Another postgresql performance gotcha: Find all the coupons that are expired (90...

mahkoh · on Jan 18, 2022

They are not equivalent since `created_at + INTERVAL '90 DAY'` can overflow for every single row whereas `now() - INTERVAL '90 DAY'` is a constant for the purpose of the query execution.

CWuestefeld · on Jan 18, 2022

Yes - this is a common restriction in any DB I've used, certainly in MS SQL Server. The idea is that your queries need to be "SARGable": https://en.wikipedia.org/wiki/Sargable

magicalhippo · on Jan 18, 2022

The DB we use (SQLAnywhere) doesn't consider now() a constant either, so no indexes considered just due to that alone #thingsilearnedinproduction

Hjfrf · on Jan 18, 2022

Wow, that's a dealbreaker for me.

OJFord · on Jan 18, 2022

But that would never be desirable, so it's just another reason to do the other?

smt88 · on Jan 18, 2022

Yeah this seems very logical to me. I wouldn't call it a "gotcha".

qwertox · on Jan 18, 2022

What does "can overflow for every single row" mean in this context?

mahkoh · on Jan 18, 2022

The maximum value in a postgres timestamp is `294276-12-31 23:59:59.999999`. Overflow means that `created_at + interval '90 days'` exceeds this value. This causes an error.

qwertox · on Jan 19, 2022

Ah, so a traditional overflow. It's just that it didn't come to my mind that dates this huge would actually be used, so I was wondering if it was some other thing being referred to. Thanks.

dec0dedab0de · on Jan 18, 2022

I was wondering the same thing, but after staring at it a bit I think the problem is that one of them is doing math on the values from every row and the other is doing the math once.

created_at + INTERVAL '90 DAY' < now() says that for every row take the created_at column, add 90 days to it, and then see if it is less than now()

created_at < now() - INTERVAL '90 DAY' says take now() subtract 90 days, and then see which rows are less than the result.

Atleast, thats my guess. I rarely do any db stuff directly.

qwertox · on Jan 18, 2022

Is "overflow" a term used to express "computed for every row"?

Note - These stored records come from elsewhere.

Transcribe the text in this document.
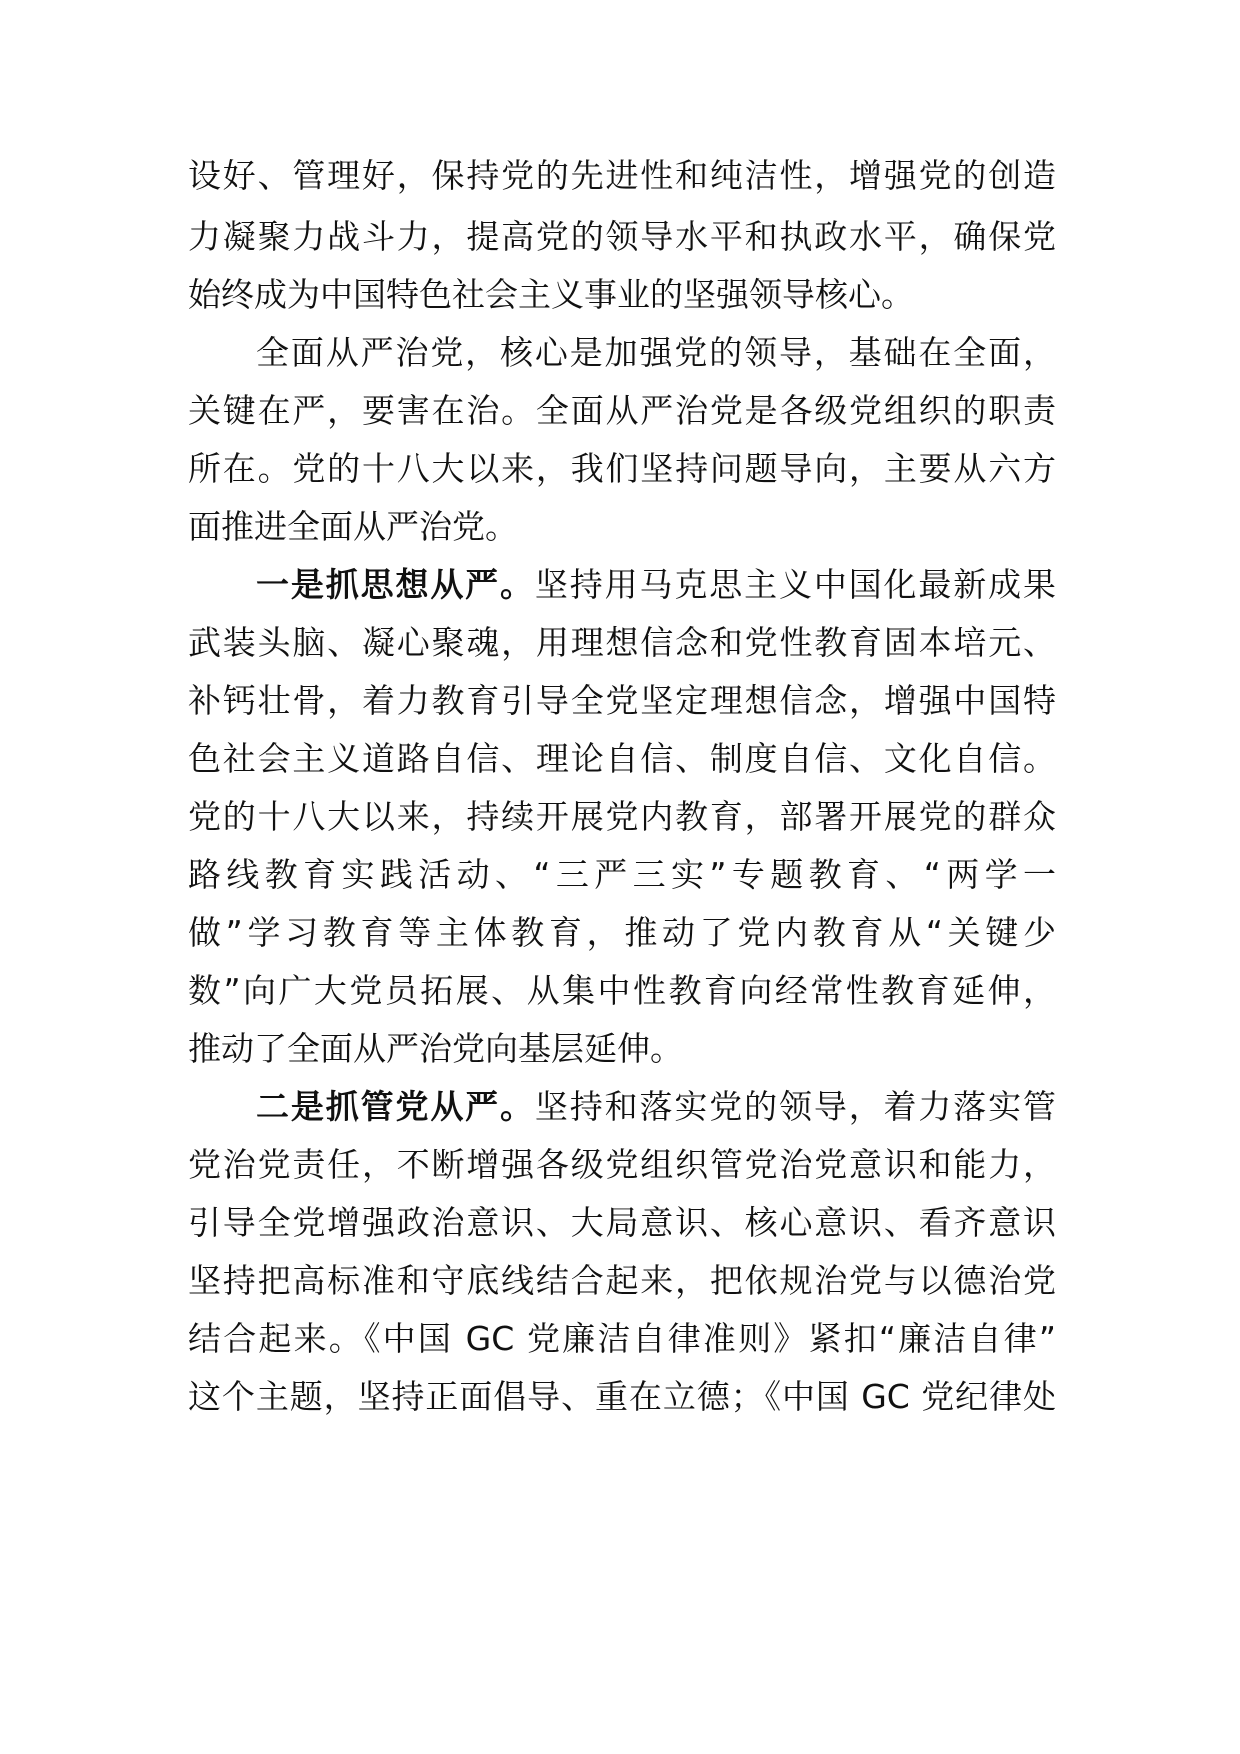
设好、管理好，保持党的先进性和纯洁性，增强党的创造
力凝聚力战斗力，提高党的领导水平和执政水平，确保党
始终成为中国特色社会主义事业的坚强领导核心。
全面从严治党，核心是加强党的领导，基础在全面，
关键在严，要害在治。全面从严治党是各级党组织的职责
所在。党的十八大以来，我们坚持问题导向，主要从六方
面推进全面从严治党。
一是抓思想从严。坚持用马克思主义中国化最新成果
武装头脑、凝心聚魂，用理想信念和党性教育固本培元、
补钙壮骨，着力教育引导全党坚定理想信念，增强中国特
色社会主义道路自信、理论自信、制度自信、文化自信。
党的十八大以来，持续开展党内教育，部署开展党的群众
路线教育实践活动、“三严三实”专题教育、“两学一
做”学习教育等主体教育，推动了党内教育从“关键少
数”向广大党员拓展、从集中性教育向经常性教育延伸，
推动了全面从严治党向基层延伸。
二是抓管党从严。坚持和落实党的领导，着力落实管
党治党责任，不断增强各级党组织管党治党意识和能力，
引导全党增强政治意识、大局意识、核心意识、看齐意识
坚持把高标准和守底线结合起来，把依规治党与以德治党
结合起来。《中国 GC 党廉洁自律准则》紧扣“廉洁自律”
这个主题，坚持正面倡导、重在立德；《中国 GC 党纪律处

I can see where the optimization would come from, when comparing `created_at` with a fixed value `now() - INTERVAL...` (assuming PostgreSQL is smart enough to evaluate it only once and reuse it for all the index comparisons), but the word "overflow" throws me out of the lane.

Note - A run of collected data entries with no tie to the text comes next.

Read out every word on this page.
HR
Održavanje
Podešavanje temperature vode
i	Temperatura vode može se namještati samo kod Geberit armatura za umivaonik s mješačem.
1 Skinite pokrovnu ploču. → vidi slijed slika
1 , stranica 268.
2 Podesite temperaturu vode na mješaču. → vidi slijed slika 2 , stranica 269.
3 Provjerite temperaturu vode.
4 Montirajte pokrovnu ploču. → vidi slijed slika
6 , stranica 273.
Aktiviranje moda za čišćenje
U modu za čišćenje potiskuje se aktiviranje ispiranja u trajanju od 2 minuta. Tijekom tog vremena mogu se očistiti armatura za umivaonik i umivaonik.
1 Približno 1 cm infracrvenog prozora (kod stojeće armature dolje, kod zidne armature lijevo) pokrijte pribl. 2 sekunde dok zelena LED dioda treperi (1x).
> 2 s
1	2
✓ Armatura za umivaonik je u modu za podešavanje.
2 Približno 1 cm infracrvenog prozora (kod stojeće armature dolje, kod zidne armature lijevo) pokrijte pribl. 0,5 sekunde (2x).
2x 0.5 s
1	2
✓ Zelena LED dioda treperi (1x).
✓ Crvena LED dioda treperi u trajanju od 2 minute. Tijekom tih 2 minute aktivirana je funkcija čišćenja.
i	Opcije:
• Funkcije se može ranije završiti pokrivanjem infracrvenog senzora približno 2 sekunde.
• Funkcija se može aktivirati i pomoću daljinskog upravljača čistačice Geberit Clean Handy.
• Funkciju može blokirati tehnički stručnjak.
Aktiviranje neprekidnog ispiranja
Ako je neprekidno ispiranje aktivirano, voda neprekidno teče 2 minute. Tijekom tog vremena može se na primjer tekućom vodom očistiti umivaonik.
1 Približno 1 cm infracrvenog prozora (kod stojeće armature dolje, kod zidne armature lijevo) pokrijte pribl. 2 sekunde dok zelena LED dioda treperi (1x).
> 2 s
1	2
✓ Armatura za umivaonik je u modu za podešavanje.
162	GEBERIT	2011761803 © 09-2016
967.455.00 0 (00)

cosmotic · on Jan 18, 2022

This smells less like an optimization developers should make and more like a bug or low-hanging-fruit improvement to the engine.

pingsl · on Jan 18, 2022

These 2 predicates are totally different.

The predicate in the 1st statement is actually an expression "created_at + INTERVAL '90 DAY'", it's not column "created_at".

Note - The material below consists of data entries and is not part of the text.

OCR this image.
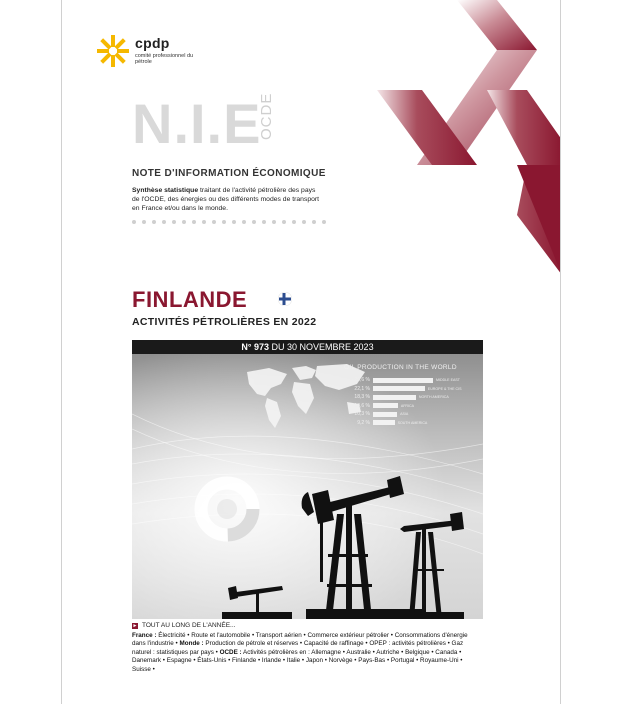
cpdp
comité professionnel du pétrole
N.I.E
OCDE
NOTE D'INFORMATION ÉCONOMIQUE
Synthèse statistique traitant de l'activité pétrolière des pays de l'OCDE, des énergies ou des différents modes de transport en France et/ou dans le monde.
FINLANDE
ACTIVITÉS PÉTROLIÈRES EN 2022
N° 973 DU 30 NOVEMBRE 2023
OIL PRODUCTION IN THE WORLD
25,6 %	MIDDLE EAST
22,1 %	EUROPE & THE CIS
18,3 %	NORTH AMERICA
10,6 %	AFRICA
10,3 %	ASIA
9,2 %	SOUTH AMERICA
► TOUT AU LONG DE L'ANNÉE...
France : Électricité • Route et l'automobile • Transport aérien • Commerce extérieur pétrolier • Consommations d'énergie dans l'industrie • Monde : Production de pétrole et réserves • Capacité de raffinage • OPEP : activités pétrolières • Gaz naturel : statistiques par pays • OCDE : Activités pétrolières en : Allemagne • Australie • Autriche • Belgique • Canada • Danemark • Espagne • États-Unis • Finlande • Irlande • Italie • Japon • Norvège • Pays-Bas • Portugal • Royaume-Uni • Suisse •
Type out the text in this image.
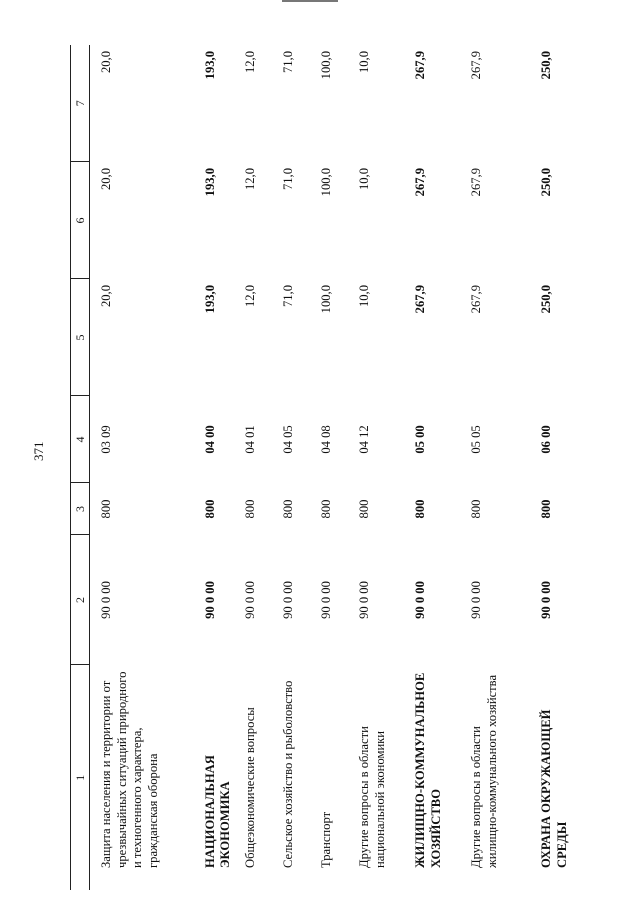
371
1	2	3	4	5	6	7
Защита населения и территории от чрезвычайных ситуаций природного и техногенного характера, гражданская оборона	90 0 00	800	03 09	20,0	20,0	20,0
НАЦИОНАЛЬНАЯ ЭКОНОМИКА	90 0 00	800	04 00	193,0	193,0	193,0
Общеэкономические вопросы	90 0 00	800	04 01	12,0	12,0	12,0
Сельское хозяйство и рыболовство	90 0 00	800	04 05	71,0	71,0	71,0
Транспорт	90 0 00	800	04 08	100,0	100,0	100,0
Другие вопросы в области национальной экономики	90 0 00	800	04 12	10,0	10,0	10,0
ЖИЛИЩНО-КОММУНАЛЬНОЕ ХОЗЯЙСТВО	90 0 00	800	05 00	267,9	267,9	267,9
Другие вопросы в области жилищно-коммунального хозяйства	90 0 00	800	05 05	267,9	267,9	267,9
ОХРАНА ОКРУЖАЮЩЕЙ СРЕДЫ	90 0 00	800	06 00	250,0	250,0	250,0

Some databases allow users to create indexes on expression. So if you want to write the 1st statement, you need an index on expression, not a normal index.

jfbaro · on Jan 18, 2022

Wow, is there any public list or documentation about these common cases and how to make them faster in PG? I would expect the PG query optimizer to fix this automatically, but as it doesn't, having this documentation would be of great use for many developers. Thanks for sharing!

cldellow · on Jan 18, 2022

Sites like https://use-the-index-luke.com/ capture a lot of wisdom around tuning. But IMO, it's easier to learn from doing.

So write your product, then start monitoring it as you release it to production.

Postgres can track aggregate metrics for queries using the pg_stat_statements extension [1]. You then monitor this periodically to find queries that are slow, then use EXPLAIN ANALYZE [2] to dig in. Make improvements, then reset the statistics for the pg_stat_statements view and wait for a new crop of slow queries to arise.

[1]: https://www.postgresql.org/docs/current/pgstatstatements.htm...

[2]: https://www.postgresql.org/docs/current/using-explain.html

scwoodal · on Jan 18, 2022

When releasing a new application (or feature) I've always loaded each table in my development environments database with a few million rows. Tools like Python's Factory Boy [1] or Ruby's Factory Bot [2] help get the data loaded.

After the data is loaded up, start navigating through the application and it will become evident where improvements need to be made. Tools like Django Debug Toolbar [3] help expose where the bad ORM calls are or also by tailing Postgres log files.

[1] https://github.com/FactoryBoy/factory_boy

[2] https://github.com/thoughtbot/factory_bot

[3] https://github.com/jazzband/django-debug-toolbar

inopinatus · on Jan 18, 2022

It can't "fix" it because it isn't broken; they are not the same predicate.